The study protocol was approved by the Sydney Local Health District Ethics Committee; reference number HREC/13/CRGH/67. Site Specific Approvals were sought at each hospital site. The study has also been approved by Human Ethics Committee at University of Queensland and University of Sydney. For Medicare and Pharmaceutical Benefit Scheme data linkage ethical approval was received by Department of Ethics, Department of Health and Aging, Department of Health Services and the Ethics committee at Australian Institute of Health and Welfare.

The study was prospectively registered with Australia New Zealand Clinical trial registry, the trial identification number is ACTRN12613000889752.


The primary focus of this study is to examine associations and predictors for a range of outcomes, requiring recruitment of a study population that exhibits heterogeneity in the exposures of interest at baseline. It is hypothesised that people with certain pre-injury characteristics, such as poor pre-injury health, poorer social support, socio-economic factors including employment, less job satisfaction and immediate post-injury factors, injury severity, including higher pain and poorer mood, will have less favourable health and social outcomes and are more likely to seek compensation. Also, people dissatisfied with the claim process, outcome, delayed liability determination or denied liability, perceived injustice (blame others, not at fault) and entitlement (to financial compensation) will have less favourable health and social outcomes, adjusting for disability, pain and injury severity, and claim duration. It is also postulated that people with claims a greater number of, and higher cost, and would be less likely to receive evidence-based treatments from health care providers.
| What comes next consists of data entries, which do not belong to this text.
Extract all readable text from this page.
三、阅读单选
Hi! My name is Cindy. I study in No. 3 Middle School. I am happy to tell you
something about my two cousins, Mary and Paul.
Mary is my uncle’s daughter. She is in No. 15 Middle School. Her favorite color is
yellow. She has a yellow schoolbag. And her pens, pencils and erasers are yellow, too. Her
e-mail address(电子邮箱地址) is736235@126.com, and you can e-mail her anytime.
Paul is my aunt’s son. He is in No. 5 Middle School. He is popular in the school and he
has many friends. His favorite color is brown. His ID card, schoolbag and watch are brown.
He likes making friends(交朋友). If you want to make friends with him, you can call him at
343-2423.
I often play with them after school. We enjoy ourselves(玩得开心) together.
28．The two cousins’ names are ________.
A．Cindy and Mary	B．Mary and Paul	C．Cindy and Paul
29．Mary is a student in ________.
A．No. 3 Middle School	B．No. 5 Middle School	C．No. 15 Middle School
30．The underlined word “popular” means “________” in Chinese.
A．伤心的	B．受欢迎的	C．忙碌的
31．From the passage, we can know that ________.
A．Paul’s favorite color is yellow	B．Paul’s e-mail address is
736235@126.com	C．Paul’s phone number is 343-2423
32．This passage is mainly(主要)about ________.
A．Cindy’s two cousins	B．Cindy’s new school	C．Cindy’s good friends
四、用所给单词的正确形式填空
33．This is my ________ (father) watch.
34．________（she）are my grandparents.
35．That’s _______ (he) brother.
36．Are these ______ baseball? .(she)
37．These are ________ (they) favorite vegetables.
Our study protocol ensures heterogeneity through recruitment from a range of settings. This approach will allow recruitment of participants with a wide range of demographic, pre-injury, injury severity, compensable status and fault status factors. The anticipated high participation rates will allow recruitment of a generalizable sample which is broadly representative of the NSW injured population. The results are anticipated to make a major contribution for evidence based reforms in the Compulsory Third Party (CTP) scheme in NSW and future research.

Expected implications for future research: The data on predictor variables will help identify high risk groups and would lead to future research for targeted interventions. Identifying the factors influencing health and social outcomes is likely to lead to future research on modifiable factors like health care utilization for better outcomes in the population after a crash.

Expected implications for policy: It is hypothesised that compensation status is associated with health outcomes, health care utilization, return to work and legal representation. We hope that the results from the study will provide robust evidence for policy initiatives addressing how compensation factors could improve health and social outcomes and scheme efficiency and/or cost effectiveness of the NSW CTP scheme.